16 thoughts on “You Know It’s Been An Awful Year In MN Sports…

  1. C’mon guys! Give them some credit, will ya’? This is the first MN Pro sports team that has made it out of the first or second round of the playoffs in four years! 😉

  2. The Vikings were in the NFC championship in January 2010 so it hasn’t been that long so we tasted some success (and experienced even more agony). What is this “WNBA” thing that you speak of?

  3. If it weren’t for the Lynx, they’d be sending out their idiot sportscasters like Eric Perkins to do slapstick shtick. Wait, they’re doing that anyway….

  4. Chuck, I’d watch U9 soccer over the NBA/WNBA any day. I’d watch paint dry on the wall before I’d watch professional basketball.

  5. Sorry, all you WNBA haters…the Lynx are not only entertaining, they also do NOT act like petulent, spoiled millionaires. I’ve met a few of them and they really DO care that people are at the games. Also, my two daughters play basketball and they serve as great examples of how to be a professional.

  6. Whenever we’re told why we should be watching women’s team sports–whether the Gopher basketball team a few years ago, the US national women’s soccer team, or now the Lynx–one of the main selling points is how nice the ladies are and how they work well together and how they’re not spoiled like their male counterparts. Know why they’re not spoiled and ego-centric? Because they aren’t getting the money or the attention that male athletes do. Why? Because the product is quite simply nowhere near as good. I’m happy that those of you who have daughters can have them look to these women athletes as role models. But please don’t expect the rest of us to pretend that the games are worth watching on their own as legitimate sports entertainment.

  7. Watching girls hockey is like watching soccer.

    nerdbert, surely don’t have a bumper sticker on your Volvo that says “intellegent men play soccer”.

    Not a WNBA fan at all, but…..that is probably the only league, amature or professional, where I would chose the lady version. I find NBA shallow and its fans shallower yet.

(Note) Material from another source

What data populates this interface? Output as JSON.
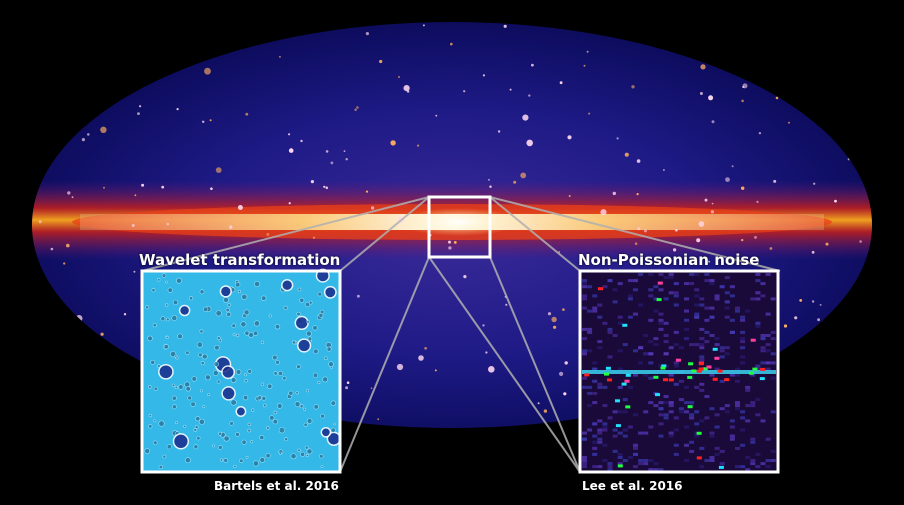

  8. Oh…so the NBA is “real” basketball. You’re dillusional. Every other time up the floor there’s a travel that’s not called. Continuation fouls are called for up to 5 seconds. The street thugs in that league have been known to climb into the stands and take on their paying customers. They are spoiled and pampered to no end.

    Oh, and at least I don’t have to see them hawking Gatorade every fricking 5 minutes, like a certain catcher/1st baseman who has the ability of a guppie to withstand or play through pain. But at least he sure looks good chugging Gatorade in commercials after pretending to play baseball…live imitates art to the extreme.

  9. nerdbert, surely don’t have a bumper sticker on your Volvo that says “intellegent men play soccer”.

    The only times I’ve ever touched a Volvo is when they’ve been attached to my truck with chains (I don’t believe in tow straps).